RuntimeError: Expected all tensors to be on the same device, but found at least two devices, cuda:0 and cpu!

This has throw an exception because we cannot compare tensors located on different devices. Copying a tensor on the GPU back to main memory is accomplished by calling `.cpu()`.

In [10]:
c.allclose(c_cu.cpu())

True

This version works since both tensors are in main memory and the CPU can perform the comparison. Fortunately the CPU and GPU have arrived at the same answer.

## Creating Tensors on the GPU

It is not necessary to shuffle tensors in between the CPU and GPU all the time, in fact this takes a lot of time and should be avoided.

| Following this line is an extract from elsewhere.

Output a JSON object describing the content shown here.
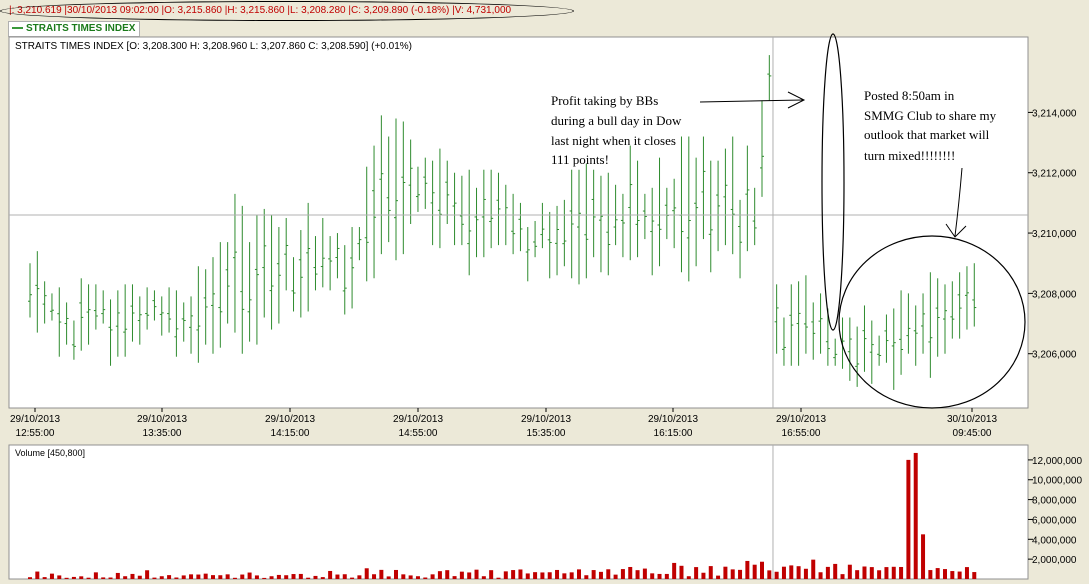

All the ways of creating tensors we saw in the previous tutorial can be used to create tensors on a CUDA device directly.

In [11]:
cuda = torch.device('cuda') # select the default CUDA device, normally cuda:0

d = torch.tensor([[1.,2.],[3.,4.]], device=cuda) # create this tensor directly on `device`
e = torch.ones((2, 2), device=cuda)
f = torch.rand((2, 3), device=cuda)

d, e, f

(tensor([[1., 2.],
         [3., 4.]], device='cuda:0'),
 tensor([[1., 1.],
         [1., 1.]], device='cuda:0'),
 tensor([[0.0667, 0.1461, 0.0265],
         [0.7871, 0.3133, 0.3860]], device='cuda:0'))

## Optional Exercises

1. Use `%%timeit` to verify that generating a large random matrix on the CPU and then copying it to the GPU is slower than generating is directly on the GPU.